Methods: One hundred sixty-nine consecutive eyes of 108 patients who had LASIK by a surgeon experienced in LASIK were studied. All intraoperative and early postoperative adverse events and complications were noted. Patients were examined at 1 day and 1 to 3 months after surgery. Six baseline refractive groups were studied: high myopia with astigmatism (-10.25 to -17.50 D; 18 eyes), moderate myopia with astigmatism (-6.00 to -9.50 D; 31 eyes), low myopia with astigmatism (-0.75 to -5.87 D; 81 eyes), mixed astigmatism (-0.25 to +0.50 D; 6 eyes), low to moderate hyperopia with astigmatism (+1.00 to +3.75 D; 19 eyes), and high hyperopia with astigmatism (+4.25 to +7.37 D; 12 eyes). Seventy-eight percent (132 eyes) had a primary LASIK procedure; 22% (37 eyes) had LASIK after previous refractive surgery. Primary and secondary LASIK procedures were analyzed together. The Nidek EC-5000 or the Chiron PlanoScan excimer lasers were used.

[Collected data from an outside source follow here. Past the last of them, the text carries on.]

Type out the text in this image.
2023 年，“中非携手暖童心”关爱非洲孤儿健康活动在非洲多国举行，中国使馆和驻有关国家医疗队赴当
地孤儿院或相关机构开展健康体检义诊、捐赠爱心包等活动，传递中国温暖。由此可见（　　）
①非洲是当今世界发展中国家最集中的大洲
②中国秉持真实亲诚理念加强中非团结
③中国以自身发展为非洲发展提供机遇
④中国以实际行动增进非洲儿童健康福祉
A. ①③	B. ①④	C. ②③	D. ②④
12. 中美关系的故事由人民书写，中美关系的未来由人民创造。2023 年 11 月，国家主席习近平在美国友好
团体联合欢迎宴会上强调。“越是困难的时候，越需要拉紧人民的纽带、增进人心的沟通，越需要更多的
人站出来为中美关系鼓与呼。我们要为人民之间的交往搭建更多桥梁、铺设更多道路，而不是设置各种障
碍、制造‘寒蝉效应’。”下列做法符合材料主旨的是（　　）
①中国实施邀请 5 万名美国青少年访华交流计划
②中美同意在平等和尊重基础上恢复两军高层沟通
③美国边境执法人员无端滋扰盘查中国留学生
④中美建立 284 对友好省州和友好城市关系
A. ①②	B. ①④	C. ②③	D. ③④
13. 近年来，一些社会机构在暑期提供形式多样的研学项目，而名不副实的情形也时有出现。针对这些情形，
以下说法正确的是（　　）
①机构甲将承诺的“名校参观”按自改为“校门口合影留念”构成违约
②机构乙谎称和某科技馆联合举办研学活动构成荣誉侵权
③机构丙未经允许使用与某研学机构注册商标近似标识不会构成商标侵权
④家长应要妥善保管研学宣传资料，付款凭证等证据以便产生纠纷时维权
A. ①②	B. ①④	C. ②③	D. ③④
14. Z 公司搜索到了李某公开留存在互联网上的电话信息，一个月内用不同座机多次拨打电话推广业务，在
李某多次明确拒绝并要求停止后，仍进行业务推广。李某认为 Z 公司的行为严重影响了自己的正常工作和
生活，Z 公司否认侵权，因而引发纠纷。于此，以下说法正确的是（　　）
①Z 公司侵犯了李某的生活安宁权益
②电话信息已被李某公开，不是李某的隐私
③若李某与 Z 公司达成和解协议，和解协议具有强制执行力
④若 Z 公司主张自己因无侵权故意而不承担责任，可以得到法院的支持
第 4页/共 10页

Results: The most commonly observed adverse intraoperative events were minor corneal bleeding (3%) and thin flap (1%). The most commonly observed postoperative events were punctate epithelial keratopathy (6%) and small epithelial defect 1 day after surgery (5%). The most serious complication occurred in three eyes with preoperative high hyperopia (spherical equivalent refraction greater than +4.00 D) in which corneal topographic abnormalities resulted. At last examination, mean postoperative spherical equivalent refraction was less than +1.00 D in all groups. Spectacle-corrected visual acuity was 20/20 in 70 eyes (41%) and 20/25 or better in 119 eyes (70%). Loss of spectacle-corrected visual acuity of two or more lines occurred in five eyes (3%), three of which had preoperative high hyperopia with abnormal postoperative corneal topography.
Conclusion: Our prospective study should help LASIK surgeons gauge their expectations of intraoperative and early postoperative complications. Surgeons should proceed cautiously when treating patients with high hyperopia, because a higher incidence of loss of spectacle-corrected visual acuity may be encountered postoperatively.